ÇGD’nin her ay yayınladığı Medya izleme Raporları, acıdır ki, kimi ülkelerin 10 yılda ulaşamadıkları noktalara 1 ayda ulaşma “başarı”mızı gösterirken, aynı zamanda kamuoyunun nasıl daha baskıcı bir düzene zorlandığının da kanıtı oluyor.
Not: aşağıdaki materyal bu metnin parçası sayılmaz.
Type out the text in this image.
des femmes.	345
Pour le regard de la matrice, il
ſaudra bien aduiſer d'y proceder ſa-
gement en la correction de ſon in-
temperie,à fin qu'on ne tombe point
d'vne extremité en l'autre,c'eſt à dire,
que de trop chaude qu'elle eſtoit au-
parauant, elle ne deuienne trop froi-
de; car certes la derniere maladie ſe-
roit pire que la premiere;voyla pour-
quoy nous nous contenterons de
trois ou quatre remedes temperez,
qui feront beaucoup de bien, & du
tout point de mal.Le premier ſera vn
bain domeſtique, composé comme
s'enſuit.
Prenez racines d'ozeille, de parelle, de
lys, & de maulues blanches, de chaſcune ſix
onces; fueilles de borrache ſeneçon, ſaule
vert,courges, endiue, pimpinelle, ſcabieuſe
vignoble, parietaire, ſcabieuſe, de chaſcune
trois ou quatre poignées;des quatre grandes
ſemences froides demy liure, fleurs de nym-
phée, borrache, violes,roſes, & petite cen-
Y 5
Ocak 2021 raporunda şunlar not edilmiş: 24 sansür olayı, 35 gazeteciyle ilgili adli ve yargısal işlem, gazetecilere ve çalıştıkları kurumlara dönük açık tehdit, basın mensuplarına dönük MHP bağlantılı saldırılar, “bir devlet kurumu raporuna dayalı haber” nedeniyle BirGün’e ilan cezası, Acun Ilıcalı’nın sahibi olduğu kanalın logosunu değiştirme başvurusu 8 günde sonuçlandırılırken Sözcü gazetesi bünyesinde açılmak istenen kanalın logosuna 11 aydır onay vermemesi, Barış Pehlivan ile Barış Terkoğlu’na “Metastaz 2: Cendere” kitapları nedeniyle 158 yıla kadar hapis istenmesi…

Kimi ülkelerin “on yıllar içinde başaramadıkları”“1 ayda başaranlar”, 40 yıl da geçse kararlı ve cesur sesleri susturmayı başaramıyorlar!